Sunday, January 21, 2007

Uh yeah, my freshman year poetry class called? They want their 'D' quality work back.


So today was a fine day.

I woke up and popped in Goodfellas, which I hadn't seen in AGES. I forgot how much I adore Ray Liotta and why he is on my list of baby daddies.

Why, what do you mean 'Who ELSE is on your list of baby daddies?' Allow me!

(in no particular order)

Adrien Brody.
Ray Liotta.
Dan Ackroyd. No, I don't understand it either.
Robert Plant. Young, hot Robert Plant. Not like, recently.
James Spader.
You.

Ha! Kidding! No, they are all kinda irreverant hey? Not that I have ever been a textbook ANYTHING, but these are all over the place. Interesting as there is really only one blond in there, considering my track record for dating lanky blond boys.

Adrien Brody is bodice-melting hot though. I LOVE guys with big noses. It is totally a sexual thing, I can admit that.

Okay, so forgetting about my melted bodice for a moment, after I reveled in the world of Ray Liotta, I got up and went down to Racine to watch the Bears kick the pants off of the Saints with Paul, Kevin, Jay and Zach.

I cannot believe how much fun just sitting there with those guys was. It was not only good to be watching a little football, but also the deflecting and thrusting of the little barbed comments that I just don't get enough of in my day to day life.

I was also informed that at one point, my darling Michael had decided that it would be a good idea to snort a boullion cube.

Hang on, hang on. . .

A BOULLION CUBE.

This was the guy I wanted to have kids with!? I must have been out of my mind.

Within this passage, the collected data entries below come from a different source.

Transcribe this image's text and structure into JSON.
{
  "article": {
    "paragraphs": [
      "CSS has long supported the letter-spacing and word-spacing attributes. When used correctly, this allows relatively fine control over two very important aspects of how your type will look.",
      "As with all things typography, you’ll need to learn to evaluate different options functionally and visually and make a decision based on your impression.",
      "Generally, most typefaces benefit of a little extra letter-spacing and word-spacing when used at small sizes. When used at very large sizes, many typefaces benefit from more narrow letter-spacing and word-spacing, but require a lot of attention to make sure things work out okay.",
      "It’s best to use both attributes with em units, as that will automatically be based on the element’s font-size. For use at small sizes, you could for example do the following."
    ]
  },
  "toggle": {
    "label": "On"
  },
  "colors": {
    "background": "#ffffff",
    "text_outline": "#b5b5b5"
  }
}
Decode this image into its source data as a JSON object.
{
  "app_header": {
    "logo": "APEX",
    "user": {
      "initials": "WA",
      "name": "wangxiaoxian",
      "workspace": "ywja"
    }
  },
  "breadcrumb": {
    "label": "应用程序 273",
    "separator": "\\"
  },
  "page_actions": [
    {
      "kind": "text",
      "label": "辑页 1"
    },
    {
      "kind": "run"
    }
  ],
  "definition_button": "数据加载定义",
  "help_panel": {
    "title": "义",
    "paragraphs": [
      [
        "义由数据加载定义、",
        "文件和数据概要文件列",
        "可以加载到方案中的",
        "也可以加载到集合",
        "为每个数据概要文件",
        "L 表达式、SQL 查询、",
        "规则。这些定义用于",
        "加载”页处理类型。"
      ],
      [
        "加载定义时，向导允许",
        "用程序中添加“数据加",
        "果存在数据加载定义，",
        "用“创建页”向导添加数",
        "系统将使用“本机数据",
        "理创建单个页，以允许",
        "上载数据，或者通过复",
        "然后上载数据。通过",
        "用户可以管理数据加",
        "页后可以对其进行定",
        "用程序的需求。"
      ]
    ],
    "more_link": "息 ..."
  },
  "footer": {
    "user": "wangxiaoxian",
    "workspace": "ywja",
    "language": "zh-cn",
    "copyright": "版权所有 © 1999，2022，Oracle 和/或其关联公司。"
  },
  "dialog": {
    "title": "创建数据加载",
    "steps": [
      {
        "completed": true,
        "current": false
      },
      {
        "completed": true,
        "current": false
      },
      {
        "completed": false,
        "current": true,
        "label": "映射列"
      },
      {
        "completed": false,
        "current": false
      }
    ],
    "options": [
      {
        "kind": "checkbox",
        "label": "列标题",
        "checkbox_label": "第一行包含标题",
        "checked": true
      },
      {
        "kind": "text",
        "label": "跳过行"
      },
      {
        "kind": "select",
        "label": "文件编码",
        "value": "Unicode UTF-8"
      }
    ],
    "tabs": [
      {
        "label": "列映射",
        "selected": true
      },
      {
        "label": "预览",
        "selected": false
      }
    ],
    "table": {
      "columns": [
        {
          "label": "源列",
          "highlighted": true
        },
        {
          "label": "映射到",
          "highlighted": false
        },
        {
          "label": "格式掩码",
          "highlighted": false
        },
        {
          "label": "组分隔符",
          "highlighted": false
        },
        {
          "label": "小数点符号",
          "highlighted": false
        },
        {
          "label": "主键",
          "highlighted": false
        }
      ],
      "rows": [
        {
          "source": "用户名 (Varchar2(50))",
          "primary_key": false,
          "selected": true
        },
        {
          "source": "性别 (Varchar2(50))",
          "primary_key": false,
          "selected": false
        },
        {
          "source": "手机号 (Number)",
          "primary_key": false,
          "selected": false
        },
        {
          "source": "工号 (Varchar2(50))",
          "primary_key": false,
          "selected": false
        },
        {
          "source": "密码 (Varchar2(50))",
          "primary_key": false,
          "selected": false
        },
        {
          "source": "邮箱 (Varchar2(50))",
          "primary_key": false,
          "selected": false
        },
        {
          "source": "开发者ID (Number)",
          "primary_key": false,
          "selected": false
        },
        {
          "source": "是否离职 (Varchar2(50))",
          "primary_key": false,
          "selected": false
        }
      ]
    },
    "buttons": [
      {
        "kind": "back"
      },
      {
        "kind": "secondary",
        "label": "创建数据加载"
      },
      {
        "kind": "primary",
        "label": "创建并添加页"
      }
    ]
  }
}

I then stopped over for a minute over at my mom's house to drop off some hangers and somehow we started talking about my retiring in the Caribbean and she was insulted that I would wait until she was dead to go down there. I told her she was going to live to be 135 just to make my life a living hell. I described her: skin, tanned to a leathery consitancy, a visor as well as Blu-Blockers, a bikini, chain smoking, a bottle of rum in one hand and riding a Rascal, yelling at me and my children ("No, kids, look, Grandma is not going to listen to me... I can't make her stop trying to seduce the bartender. Look, tell her a Chippendale's show is in town, that will keep her busy for a few hours as she tries to find it.")

Welcome to hell Miss K.

My last stop was to Jackie's to pick up my pair of old glasses that I had left there last summer. I tried them on... maaaan, do I look different without my chunky frames. I thought I would occasionally wear the old ones to "take it down a notch" but as I realised that everyday I am running full force to eleven, there is no such thing as "Nicki, down a notch."

Man, it feels weird blogging again. Just like riding a bike though.

Buenos noches, darlings.

Cheers.

1 comment:

Anonymous said...

I bet everything smelled like chicken to him for a week.